Directed by John Ford
Written by Dudley Nichols
When revisiting a legendary film, such as Stagecoach, it becomes increasingly easy to over-analyze and find fault with even the smallest of transgressions. But sometimes you have to let go a little bit, sit back, and enjoy the film for the legendary status it has earned. Stagecoach is a film I have seen before, the first such film in this never-ending Westerns marathon, and as such, it is the first experience of its kind within the marathon. I have been fairly kind to the films thus far in the marathon, perhaps overly so, impressed by something I’ve never seen before and the perceived impact it may have had on film, or the Western genre more specifically. But with Stagecoach, I can to relive the romp, to sit back and relax a little bit, already knowing that what is to come is truly spectacular. I was not surprised to find this film was exactly as I had remembered it: near Western perfection.
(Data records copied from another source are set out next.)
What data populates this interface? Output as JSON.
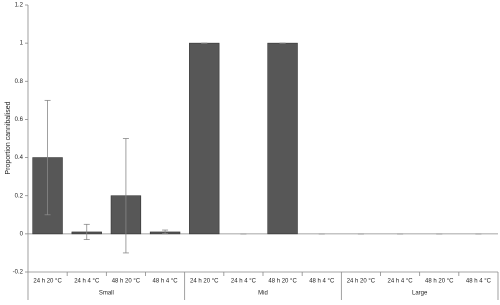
{
  "chart_data": {
    "type": "bar",
    "y_label": "Proportion cannibalised",
    "color": "#575757",
    "ylim": [
      -0.2,
      1.2
    ],
    "yticks": [
      -0.2,
      0,
      0.2,
      0.4,
      0.6,
      0.8,
      1,
      1.2
    ],
    "groups": [
      {
        "name": "Small",
        "categories": [
          "24 h 20 °C",
          "24 h 4 °C",
          "48 h 20 °C",
          "48 h 4 °C"
        ],
        "values": [
          0.4,
          0.01,
          0.2,
          0.01
        ],
        "errors": [
          0.3,
          0.04,
          0.3,
          0.01
        ]
      },
      {
        "name": "Mid",
        "categories": [
          "24 h 20 °C",
          "24 h 4 °C",
          "48 h 20 °C",
          "48 h 4 °C"
        ],
        "values": [
          1,
          0,
          1,
          0
        ],
        "errors": [
          0,
          0,
          0,
          0
        ]
      },
      {
        "name": "Large",
        "categories": [
          "24 h 20 °C",
          "24 h 4 °C",
          "48 h 20 °C",
          "48 h 4 °C"
        ],
        "values": [
          0,
          0,
          0,
          0
        ],
        "errors": [
          0,
          0,
          0,
          0
        ]
      }
    ]
  }
}
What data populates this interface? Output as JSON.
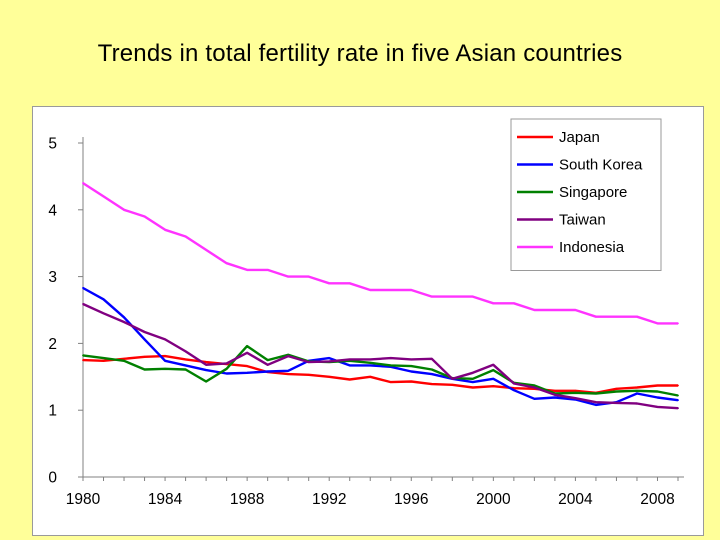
{
  "slide": {
    "title": "Trends in total fertility rate in five Asian countries"
  },
  "chart_data": {
    "type": "line",
    "title": "",
    "xlabel": "",
    "ylabel": "",
    "xlim": [
      1980,
      2009
    ],
    "ylim": [
      0,
      5
    ],
    "x_ticks": [
      1980,
      1984,
      1988,
      1992,
      1996,
      2000,
      2004,
      2008
    ],
    "y_ticks": [
      0,
      1,
      2,
      3,
      4,
      5
    ],
    "grid": false,
    "legend_position": "top-right",
    "x": [
      1980,
      1981,
      1982,
      1983,
      1984,
      1985,
      1986,
      1987,
      1988,
      1989,
      1990,
      1991,
      1992,
      1993,
      1994,
      1995,
      1996,
      1997,
      1998,
      1999,
      2000,
      2001,
      2002,
      2003,
      2004,
      2005,
      2006,
      2007,
      2008,
      2009
    ],
    "series": [
      {
        "name": "Japan",
        "color": "#FF0000",
        "values": [
          1.75,
          1.74,
          1.77,
          1.8,
          1.81,
          1.76,
          1.72,
          1.69,
          1.66,
          1.57,
          1.54,
          1.53,
          1.5,
          1.46,
          1.5,
          1.42,
          1.43,
          1.39,
          1.38,
          1.34,
          1.36,
          1.33,
          1.32,
          1.29,
          1.29,
          1.26,
          1.32,
          1.34,
          1.37,
          1.37
        ]
      },
      {
        "name": "South Korea",
        "color": "#0000FF",
        "values": [
          2.83,
          2.66,
          2.39,
          2.06,
          1.74,
          1.67,
          1.6,
          1.55,
          1.56,
          1.58,
          1.59,
          1.74,
          1.78,
          1.67,
          1.67,
          1.65,
          1.58,
          1.54,
          1.47,
          1.42,
          1.47,
          1.3,
          1.17,
          1.19,
          1.16,
          1.08,
          1.12,
          1.25,
          1.19,
          1.15
        ]
      },
      {
        "name": "Singapore",
        "color": "#008000",
        "values": [
          1.82,
          1.78,
          1.74,
          1.61,
          1.62,
          1.61,
          1.43,
          1.62,
          1.96,
          1.75,
          1.83,
          1.73,
          1.72,
          1.74,
          1.71,
          1.67,
          1.66,
          1.61,
          1.48,
          1.47,
          1.6,
          1.41,
          1.37,
          1.25,
          1.26,
          1.25,
          1.28,
          1.29,
          1.28,
          1.22
        ]
      },
      {
        "name": "Taiwan",
        "color": "#800080",
        "values": [
          2.59,
          2.45,
          2.32,
          2.17,
          2.06,
          1.88,
          1.68,
          1.7,
          1.86,
          1.68,
          1.81,
          1.72,
          1.73,
          1.76,
          1.76,
          1.78,
          1.76,
          1.77,
          1.47,
          1.56,
          1.68,
          1.4,
          1.34,
          1.23,
          1.18,
          1.12,
          1.11,
          1.1,
          1.05,
          1.03
        ]
      },
      {
        "name": "Indonesia",
        "color": "#FF33FF",
        "values": [
          4.4,
          4.2,
          4.0,
          3.9,
          3.7,
          3.6,
          3.4,
          3.2,
          3.1,
          3.1,
          3.0,
          3.0,
          2.9,
          2.9,
          2.8,
          2.8,
          2.8,
          2.7,
          2.7,
          2.7,
          2.6,
          2.6,
          2.5,
          2.5,
          2.5,
          2.4,
          2.4,
          2.4,
          2.3,
          2.3
        ]
      }
    ]
  }
}
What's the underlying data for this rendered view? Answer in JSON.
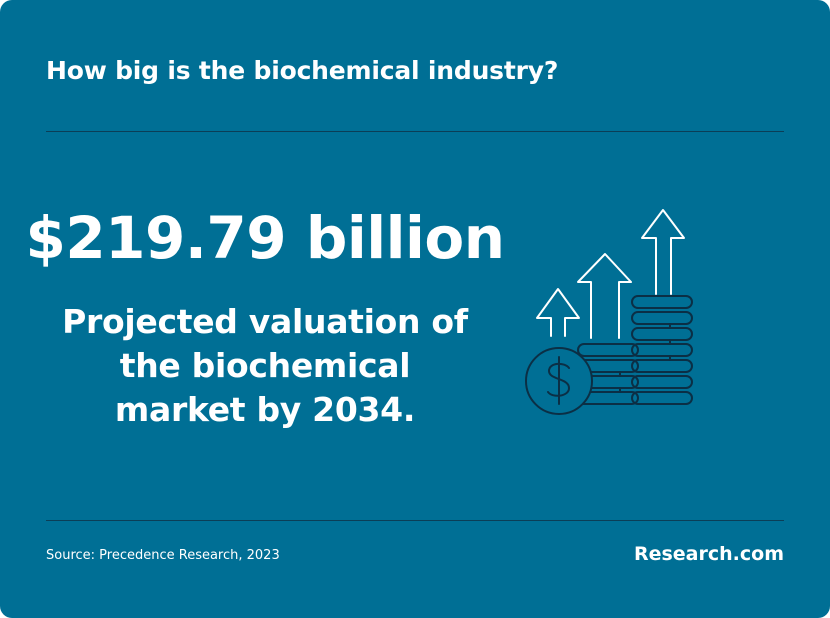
{
  "card": {
    "title": "How big is the biochemical industry?",
    "headline_value": "$219.79 billion",
    "description_lines": [
      "Projected valuation of",
      "the biochemical",
      "market by 2034."
    ],
    "source": "Source: Precedence Research, 2023",
    "brand": "Research.com"
  },
  "colors": {
    "background": "#006f95",
    "text": "#ffffff",
    "divider": "#0b3e57",
    "icon_stroke": "#0b2f45",
    "icon_arrow": "#ffffff"
  },
  "icons": [
    "dollar-coin-icon",
    "coin-stack-icon",
    "growth-arrow-icon"
  ]
}
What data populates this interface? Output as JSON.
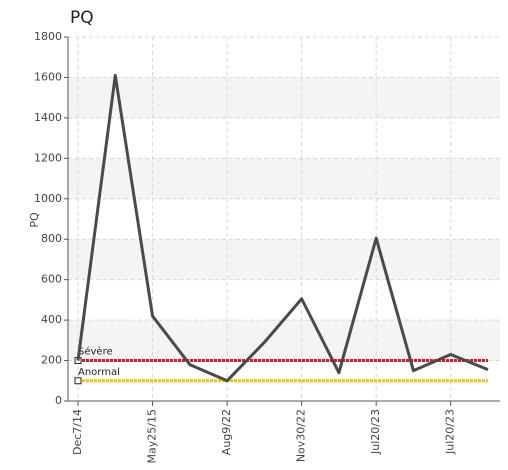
{
  "chart_data": {
    "type": "line",
    "title": "PQ",
    "y_label": "PQ",
    "categories": [
      "Dec7/14",
      null,
      "May25/15",
      null,
      "Aug9/22",
      null,
      "Nov30/22",
      null,
      "Jul20/23",
      null,
      "Jul20/23",
      null
    ],
    "series": [
      {
        "name": "PQ",
        "color": "#4a4a4a",
        "values": [
          200,
          1610,
          420,
          180,
          100,
          290,
          505,
          140,
          805,
          150,
          230,
          155
        ]
      }
    ],
    "thresholds": [
      {
        "name": "Sévère",
        "value": 200,
        "color": "#e8121a"
      },
      {
        "name": "Anormal",
        "value": 100,
        "color": "#f5c400"
      }
    ],
    "ylim": [
      0,
      1800
    ],
    "yticks": [
      0,
      200,
      400,
      600,
      800,
      1000,
      1200,
      1400,
      1600,
      1800
    ],
    "grid": true
  }
}
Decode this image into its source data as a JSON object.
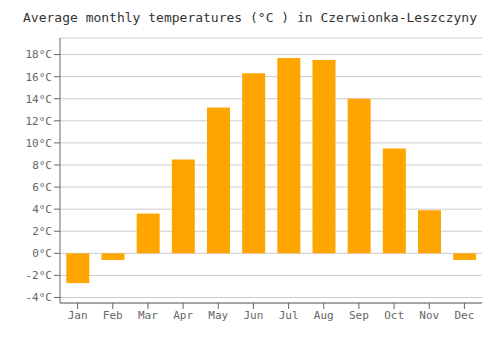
{
  "chart_data": {
    "type": "bar",
    "title": "Average monthly temperatures (°C ) in Czerwionka-Leszczyny",
    "categories": [
      "Jan",
      "Feb",
      "Mar",
      "Apr",
      "May",
      "Jun",
      "Jul",
      "Aug",
      "Sep",
      "Oct",
      "Nov",
      "Dec"
    ],
    "values": [
      -2.7,
      -0.6,
      3.6,
      8.5,
      13.2,
      16.3,
      17.7,
      17.5,
      14.0,
      9.5,
      3.9,
      -0.6
    ],
    "color": "#FFA500",
    "ylim": [
      -4.5,
      19.5
    ],
    "yticks": [
      {
        "value": -4,
        "label": "-4°C"
      },
      {
        "value": -2,
        "label": "-2°C"
      },
      {
        "value": 0,
        "label": "0°C"
      },
      {
        "value": 2,
        "label": "2°C"
      },
      {
        "value": 4,
        "label": "4°C"
      },
      {
        "value": 6,
        "label": "6°C"
      },
      {
        "value": 8,
        "label": "8°C"
      },
      {
        "value": 10,
        "label": "10°C"
      },
      {
        "value": 12,
        "label": "12°C"
      },
      {
        "value": 14,
        "label": "14°C"
      },
      {
        "value": 16,
        "label": "16°C"
      },
      {
        "value": 18,
        "label": "18°C"
      }
    ],
    "grid": true
  }
}
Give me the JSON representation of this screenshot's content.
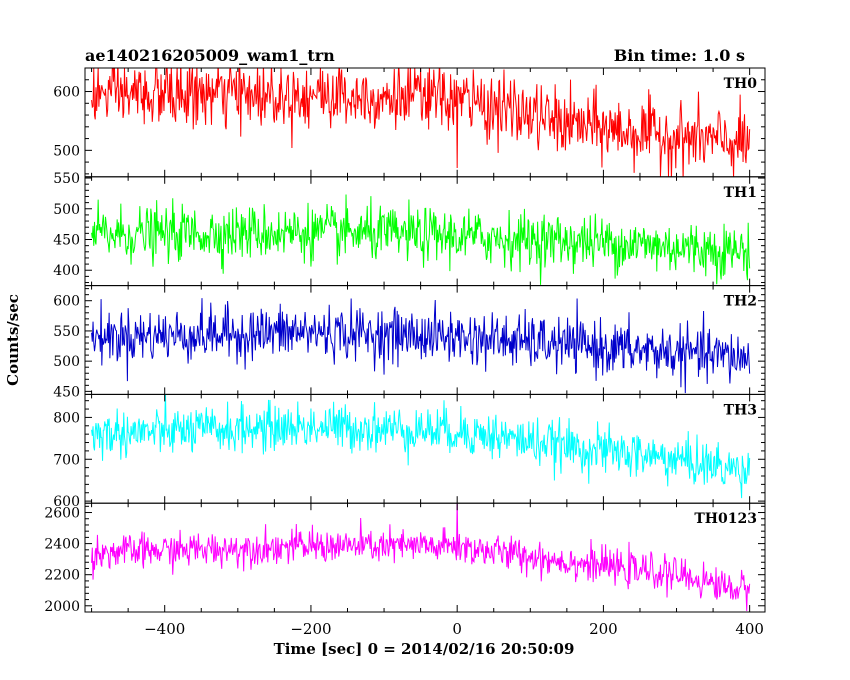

Stagecoach is the 19th film in my Westerns marathon, and as such I have explored a pretty diversified array of Western genre films. There have been epics, outlaws, railroads, and everything in between. Very little new can be introduced. The setting here is Arizona, with Geronimo on the war path. As a stagecoach, driven by the hapless Buck (Andy Devine), pulls into town, the customers pile into the coach for various reasons. There’s a drunk doctor (Thomas Mitchell) and a prostitute (Claire Trevor), who have both been kicked out of town. A woman (Louise Platt) searching for her military husband, and her unwanted protector, a ruthless gambler (John Carradine). A greedy businessman (Berton Churchill), trying to skip town with payroll, and a whiskey salesman (Donald Meek). And lastly a Marshal (George Bancroft) who is in pursuit of an outlaw named Ringo Kid (John Wayne). As they travel the treacherous western terrain, they learn that not every one of them is quite what they seem.
I’m not quite sure there has been an ensemble film like this yet in the marathon, and that is what truly fuels the action and drama in Stagecoach, its cast of characters. If there was an ensemble, perhaps something like Law and Order, it was not to the level of detail nor performance as this ensemble. Each character is presented, and in fact slowly revealed, as a richly defined person who has stakes in the outcome of the stagecoach trip trough the dangerous war path of Geronimo. The performances all around are pretty great. Andy Devine, in his bumbling way, is about the only one who feels a little out of place and overplaying his role at times. But even he is likable. Carradine is marvelously, suspiciously mysterious throughout, and Churchill is just the right amount of annoying and evil.
On top of the cast of characters, and the deft touch with which director John Ford handles the story, how it unfolds, and the amount of sympathy we hold for these characters, Ford also photographs a stunningly beautiful film. Back to black and white, from the color of Jesee James, Ford utilizes some revolutionary camera techniques. The pan to close up shot as we are introduced to Ringo Kid (Wayne) gets all the pub, and that shot is fine, if not a little showy, but there are countless other shots sprinkled throughout the film which are truly stunning artistic work. In particular I can think of hallway scene between Ringo and Dallas, in which Dallas is silhouetted against the moonlight outside at the end of the hallway. It’s a beautifully shot scene. Ford also has the gall to mount the camera on the stagecoach for an early POV style shot.
Stagecoach is a film which owes a lot to others that had come before it, those which had helped to define the genre. But that does not also mean that Stagecoach did not add to that conversation in a significant way. I think, after watching it for a second time and within the context the other 18 films I have seen recently as a part of this marathon, that Stagecoach is a tremendously entertaining and important reference point when discussing the Western genre in Hollywood. It is the best film thus far in the marathon, and goes a long way to coalescing both the genre as being popular, and John Ford as being a talented storyteller. If anything else, Stagecoach shows an incredible control of character and narrative storytelling by Ford. This is his third film in the marathon, and boy am I glad that we get plenty more further down the trail.